Между тем все эти годы на Дэмоте все бодро и весело менялось и перетасовывалось. Прежнего населения осталось чуть, так что больших потребностей в добыче руды уже не было. Вокруг Саллисвит-Ривера закрылись все шахты, кроме одной, но нужда не стучалась в двери — умерло столько улумов, что работу можно было найти по всему Великому Святому Каспию. Правительство тратило огромные средства на обучение новым специальностям; все мои супруги получили хорошее образование, а потом и хорошую работу.

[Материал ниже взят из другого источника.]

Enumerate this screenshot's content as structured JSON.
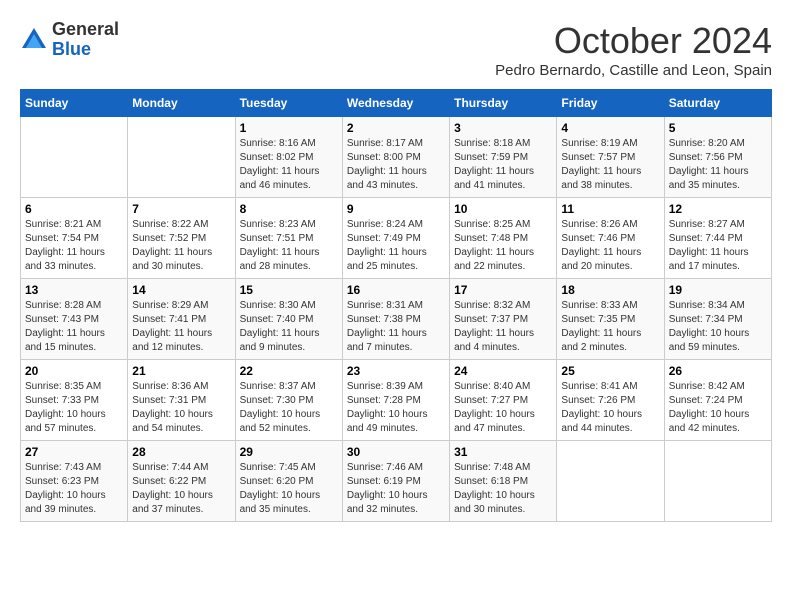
{
  "header": {
    "logo_general": "General",
    "logo_blue": "Blue",
    "title": "October 2024",
    "location": "Pedro Bernardo, Castille and Leon, Spain"
  },
  "calendar": {
    "days_of_week": [
      "Sunday",
      "Monday",
      "Tuesday",
      "Wednesday",
      "Thursday",
      "Friday",
      "Saturday"
    ],
    "weeks": [
      [
        {
          "day": "",
          "info": ""
        },
        {
          "day": "",
          "info": ""
        },
        {
          "day": "1",
          "info": "Sunrise: 8:16 AM\nSunset: 8:02 PM\nDaylight: 11 hours and 46 minutes."
        },
        {
          "day": "2",
          "info": "Sunrise: 8:17 AM\nSunset: 8:00 PM\nDaylight: 11 hours and 43 minutes."
        },
        {
          "day": "3",
          "info": "Sunrise: 8:18 AM\nSunset: 7:59 PM\nDaylight: 11 hours and 41 minutes."
        },
        {
          "day": "4",
          "info": "Sunrise: 8:19 AM\nSunset: 7:57 PM\nDaylight: 11 hours and 38 minutes."
        },
        {
          "day": "5",
          "info": "Sunrise: 8:20 AM\nSunset: 7:56 PM\nDaylight: 11 hours and 35 minutes."
        }
      ],
      [
        {
          "day": "6",
          "info": "Sunrise: 8:21 AM\nSunset: 7:54 PM\nDaylight: 11 hours and 33 minutes."
        },
        {
          "day": "7",
          "info": "Sunrise: 8:22 AM\nSunset: 7:52 PM\nDaylight: 11 hours and 30 minutes."
        },
        {
          "day": "8",
          "info": "Sunrise: 8:23 AM\nSunset: 7:51 PM\nDaylight: 11 hours and 28 minutes."
        },
        {
          "day": "9",
          "info": "Sunrise: 8:24 AM\nSunset: 7:49 PM\nDaylight: 11 hours and 25 minutes."
        },
        {
          "day": "10",
          "info": "Sunrise: 8:25 AM\nSunset: 7:48 PM\nDaylight: 11 hours and 22 minutes."
        },
        {
          "day": "11",
          "info": "Sunrise: 8:26 AM\nSunset: 7:46 PM\nDaylight: 11 hours and 20 minutes."
        },
        {
          "day": "12",
          "info": "Sunrise: 8:27 AM\nSunset: 7:44 PM\nDaylight: 11 hours and 17 minutes."
        }
      ],
      [
        {
          "day": "13",
          "info": "Sunrise: 8:28 AM\nSunset: 7:43 PM\nDaylight: 11 hours and 15 minutes."
        },
        {
          "day": "14",
          "info": "Sunrise: 8:29 AM\nSunset: 7:41 PM\nDaylight: 11 hours and 12 minutes."
        },
        {
          "day": "15",
          "info": "Sunrise: 8:30 AM\nSunset: 7:40 PM\nDaylight: 11 hours and 9 minutes."
        },
        {
          "day": "16",
          "info": "Sunrise: 8:31 AM\nSunset: 7:38 PM\nDaylight: 11 hours and 7 minutes."
        },
        {
          "day": "17",
          "info": "Sunrise: 8:32 AM\nSunset: 7:37 PM\nDaylight: 11 hours and 4 minutes."
        },
        {
          "day": "18",
          "info": "Sunrise: 8:33 AM\nSunset: 7:35 PM\nDaylight: 11 hours and 2 minutes."
        },
        {
          "day": "19",
          "info": "Sunrise: 8:34 AM\nSunset: 7:34 PM\nDaylight: 10 hours and 59 minutes."
        }
      ],
      [
        {
          "day": "20",
          "info": "Sunrise: 8:35 AM\nSunset: 7:33 PM\nDaylight: 10 hours and 57 minutes."
        },
        {
          "day": "21",
          "info": "Sunrise: 8:36 AM\nSunset: 7:31 PM\nDaylight: 10 hours and 54 minutes."
        },
        {
          "day": "22",
          "info": "Sunrise: 8:37 AM\nSunset: 7:30 PM\nDaylight: 10 hours and 52 minutes."
        },
        {
          "day": "23",
          "info": "Sunrise: 8:39 AM\nSunset: 7:28 PM\nDaylight: 10 hours and 49 minutes."
        },
        {
          "day": "24",
          "info": "Sunrise: 8:40 AM\nSunset: 7:27 PM\nDaylight: 10 hours and 47 minutes."
        },
        {
          "day": "25",
          "info": "Sunrise: 8:41 AM\nSunset: 7:26 PM\nDaylight: 10 hours and 44 minutes."
        },
        {
          "day": "26",
          "info": "Sunrise: 8:42 AM\nSunset: 7:24 PM\nDaylight: 10 hours and 42 minutes."
        }
      ],
      [
        {
          "day": "27",
          "info": "Sunrise: 7:43 AM\nSunset: 6:23 PM\nDaylight: 10 hours and 39 minutes."
        },
        {
          "day": "28",
          "info": "Sunrise: 7:44 AM\nSunset: 6:22 PM\nDaylight: 10 hours and 37 minutes."
        },
        {
          "day": "29",
          "info": "Sunrise: 7:45 AM\nSunset: 6:20 PM\nDaylight: 10 hours and 35 minutes."
        },
        {
          "day": "30",
          "info": "Sunrise: 7:46 AM\nSunset: 6:19 PM\nDaylight: 10 hours and 32 minutes."
        },
        {
          "day": "31",
          "info": "Sunrise: 7:48 AM\nSunset: 6:18 PM\nDaylight: 10 hours and 30 minutes."
        },
        {
          "day": "",
          "info": ""
        },
        {
          "day": "",
          "info": ""
        }
      ]
    ]
  }
}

Какое-то время казалось, что Дэмоту понадобится свежая волна эмиграции, чтобы колесики продолжали вертеться. К тому же на всей планете осталось шесть миллионов обитателей — прямо скажем, пустовато, даже для негусто населенных миров и колоний. Но люди и улумы, пережившие чуму, не хотели вторжения пришлых чужаков, тех, кто посочувствует вымиранию нации, но не будет знать. Так что мы как следует, засучили рукава и сами свели концы с концами.

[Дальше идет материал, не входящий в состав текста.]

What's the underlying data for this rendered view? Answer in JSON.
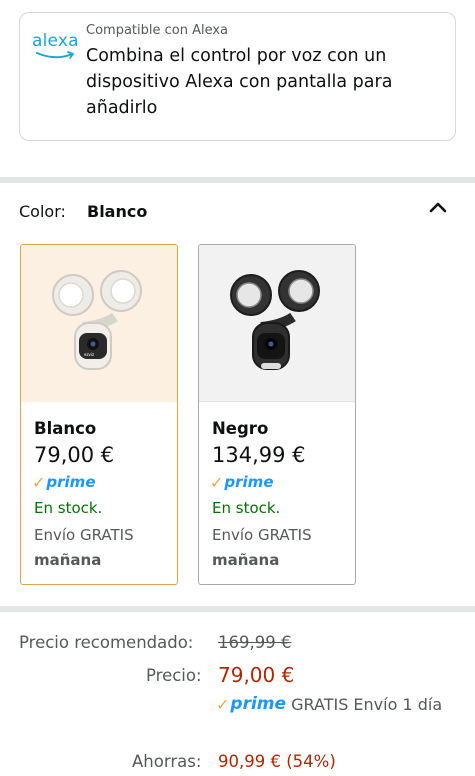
{
  "alexa": {
    "logo_text": "alexa",
    "compatible_label": "Compatible con Alexa",
    "description": "Combina el control por voz con un dispositivo Alexa con pantalla para añadirlo"
  },
  "color_selector": {
    "label": "Color:",
    "selected_value": "Blanco",
    "options": [
      {
        "name": "Blanco",
        "price": "79,00 €",
        "prime": "prime",
        "stock": "En stock.",
        "shipping": "Envío GRATIS",
        "delivery_day": "mañana",
        "selected": true
      },
      {
        "name": "Negro",
        "price": "134,99 €",
        "prime": "prime",
        "stock": "En stock.",
        "shipping": "Envío GRATIS",
        "delivery_day": "mañana",
        "selected": false
      }
    ]
  },
  "pricing": {
    "recommended_label": "Precio recomendado:",
    "recommended_value": "169,99 €",
    "price_label": "Precio:",
    "price_value": "79,00 €",
    "prime_label": "prime",
    "prime_shipping": "GRATIS Envío 1 día",
    "savings_label": "Ahorras:",
    "savings_value": "90,99 € (54%)"
  },
  "colors": {
    "price_red": "#b12704",
    "stock_green": "#007600",
    "prime_blue": "#1a98ff",
    "selected_border": "#e3a34a",
    "alexa_blue": "#1aa7d6"
  }
}
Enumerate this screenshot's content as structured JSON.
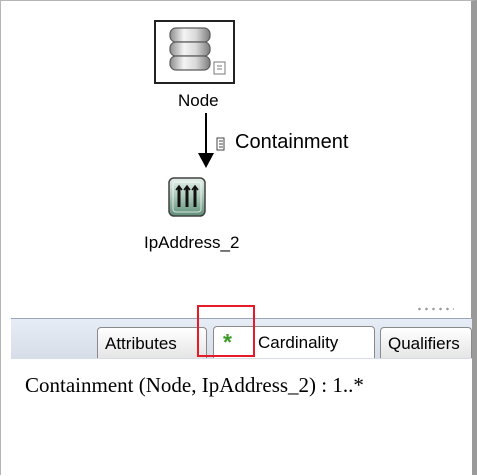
{
  "diagram": {
    "nodes": [
      {
        "label": "Node",
        "icon": "database-icon"
      },
      {
        "label": "IpAddress_2",
        "icon": "ip-address-icon"
      }
    ],
    "edge": {
      "label": "Containment",
      "icon": "relationship-icon"
    }
  },
  "tabs": [
    {
      "label": "Attributes"
    },
    {
      "label": "Cardinality",
      "icon": "asterisk-icon"
    },
    {
      "label": "Qualifiers"
    }
  ],
  "content": {
    "text": "Containment (Node, IpAddress_2) : 1..*"
  },
  "colors": {
    "highlight": "#e71a2a",
    "active_tab_icon": "#3b9b25",
    "tab_strip": "#dce3ee"
  }
}
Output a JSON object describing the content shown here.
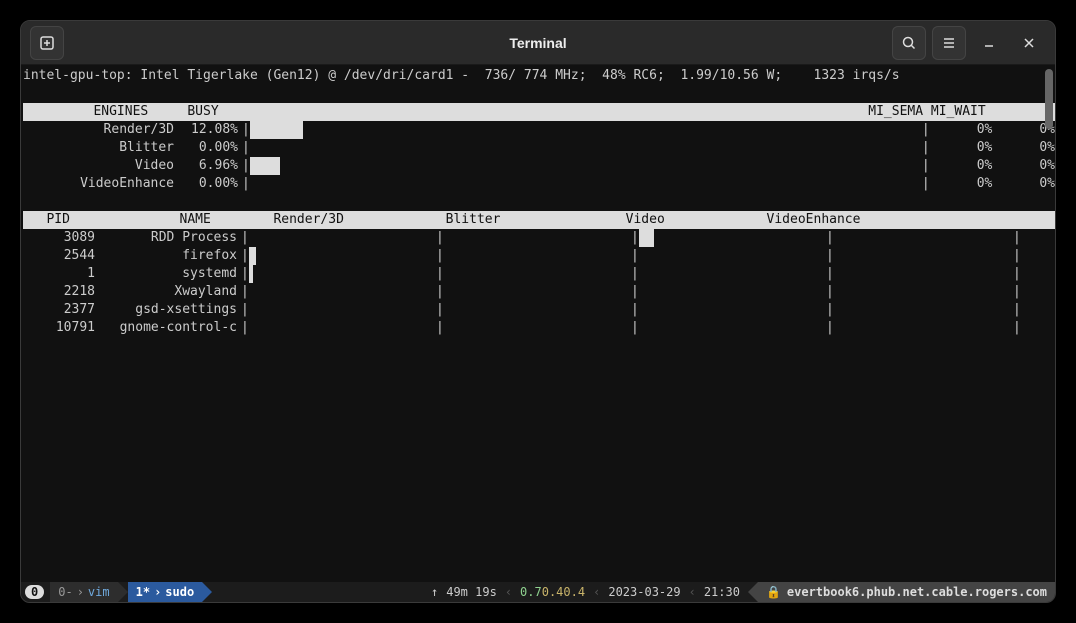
{
  "window": {
    "title": "Terminal"
  },
  "summary_line": "intel-gpu-top: Intel Tigerlake (Gen12) @ /dev/dri/card1 -  736/ 774 MHz;  48% RC6;  1.99/10.56 W;    1323 irqs/s",
  "engines_header": "         ENGINES     BUSY                                                                                   MI_SEMA MI_WAIT",
  "engines": [
    {
      "name": "Render/3D",
      "busy": "12.08%",
      "mi_sema": "0%",
      "mi_wait": "0%",
      "fill_pct": 12.08
    },
    {
      "name": "Blitter",
      "busy": "0.00%",
      "mi_sema": "0%",
      "mi_wait": "0%",
      "fill_pct": 0
    },
    {
      "name": "Video",
      "busy": "6.96%",
      "mi_sema": "0%",
      "mi_wait": "0%",
      "fill_pct": 6.96
    },
    {
      "name": "VideoEnhance",
      "busy": "0.00%",
      "mi_sema": "0%",
      "mi_wait": "0%",
      "fill_pct": 0
    }
  ],
  "proc_header": "   PID              NAME        Render/3D             Blitter                Video             VideoEnhance      ",
  "processes": [
    {
      "pid": "3089",
      "name": "RDD Process",
      "render_fill": 0,
      "video_fill": 8
    },
    {
      "pid": "2544",
      "name": "firefox",
      "render_fill": 4,
      "video_fill": 0
    },
    {
      "pid": "1",
      "name": "systemd",
      "render_fill": 2,
      "video_fill": 0
    },
    {
      "pid": "2218",
      "name": "Xwayland",
      "render_fill": 0,
      "video_fill": 0
    },
    {
      "pid": "2377",
      "name": "gsd-xsettings",
      "render_fill": 0,
      "video_fill": 0
    },
    {
      "pid": "10791",
      "name": "gnome-control-c",
      "render_fill": 0,
      "video_fill": 0
    }
  ],
  "status": {
    "session_badge": "0",
    "tab0": "0-",
    "tab0_cmd": "vim",
    "tab1": "1*",
    "tab1_cmd": "sudo",
    "uptime_arrow": "↑",
    "uptime": "49m 19s",
    "load": [
      "0.7",
      "0.4",
      "0.4"
    ],
    "date": "2023-03-29",
    "time": "21:30",
    "host": "evertbook6.phub.net.cable.rogers.com"
  }
}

Наша дружная семья со временем перебралась из Саллисвит-Ривера в убогий дальний район города Бонавентура, тоже на острове Великого Святого Каспия, но на океанском побережье. Больше мха, меньше голых обледенелых скал. По стандартам господствующей Технократии городишко был захолустной дырой, всего-то 50 000 жителей. Но народу на Дэмоте за время чумы сильно убыло, так что Бонавентура оказался двенадцатым по величине мегаполисом на планете. Основной транспортный узел и порт: супертанкеры разгружали здесь органическое сырье, собранное на мелководьях моря Пок, отведенных под посев водорослей. От Бонавентуры также шла ветка к Северной Орбитальной… по ней обычно развозили добытые в недрах посреди острова металлы, но еще по ней путешествовали командированные и отдыхающие, желающие поскорее добраться в любую точку Дэмота.

Одно из главных достоинств Бонавентуры — из него можно было быстро уехать.

Бонавентура — конечно, название, данное людьми по желанию улумов. Их все еще было больше, чем людей, — примерно в пять раз, — и сообщества разместились в деревьях-гигантах старейших лесов и джунглей. Ничто не могло поколебать их страсть к лесной чаще, поэтому они наняли нас, людей, управлять их, улумов, собственностью — заводами и фирмами, пока они прохлаждались в изысканной праздности, паря под пологом чащи.

Вот так в течение двадцати лет после чумы Дэмот утрясал своих обитателей: улумы обживали свои шикарные обособленные деревни, а хомо сапы — острова и прибрежные земли, где воздух более всего подходил для человеческих легких.

И в течение двадцати лет после чумы я тоже себя утрясала… пока наконец-то, в тридцать пять лет, не вошла в бонавентурский офис «Неусыпного ока» и не спросила, как я могу стать одной из них.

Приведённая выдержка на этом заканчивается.